The bullet was speeding. "Within two minutes I was totally infatuated," says Brolin. "We talked all night about flying, computers, music." He had never seen Funny Girl
or her concerts; she had never seen Marcus Welby
. It didn't matter. Set to return to the editing studio that night to work on her film The Mirror Has Two Faces
, Streisand never got there. Brolin instead drove her home, and they stood awkwardly in her foyer before he said good night. "God, no, nothing happened!" she says. "We were shy. But I went to sleep that night with a smile. I was amazed—like you could actually want to see someone again."

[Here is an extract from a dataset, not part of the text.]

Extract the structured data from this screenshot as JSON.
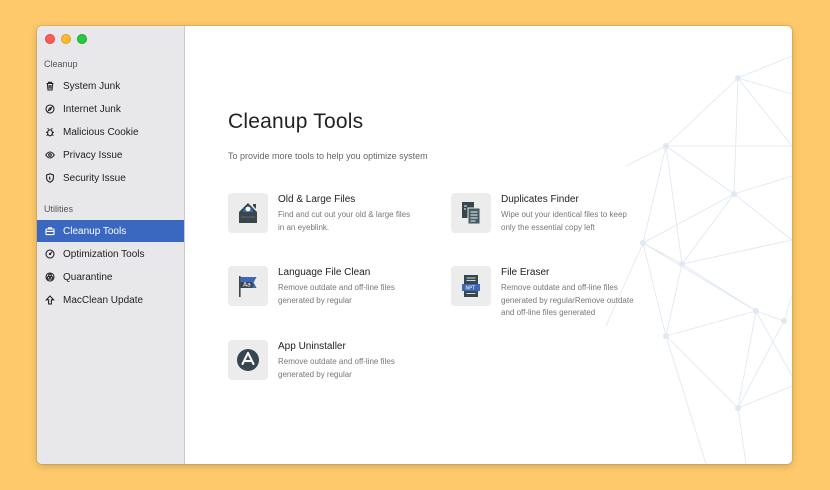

Two weeks later, Brolin went to Manila for a movie role. "I spent most of the money I made on phone calls," he says (total bill: around $10,000). Last fall they set up house in a thatched-roof cottage near Galway, Ireland, where he was filming his feature directorial debut, My Brother's War
(it won Best Picture at the Hollywood Film Festival). Streisand rose each morning at 5 to cook eggs, "and when I came home the fire was lit," Brolin says. "It was charming." He also proposed, repeatedly, but Streisand—not ready to rush things—didn't accept until her 55th birthday on April 24. When he gave her the 10c diamond, she exchanged it for a small Tiffany stone surrounded by solitaires. "I wanted a ring I could wear every day," she says. "This one is perfect."
Just like her new life. Excitedly, Streisand says, "We want to buy a pickup truck." Brolin elaborates: "One with a bench seat, so we can drive around like in high school and go to movies sitting real close." And then there's that walk down the aisle—which will happen soon, they swear. "I've never had a big wedding," she says. "So sometimes I think about designing a beautiful wedding dress and the fantasy of a bouquet. But then I'll remember driving through...where was it, honey?"
"Laughlin," says Brolin, with a grin. He just might get his wish after all.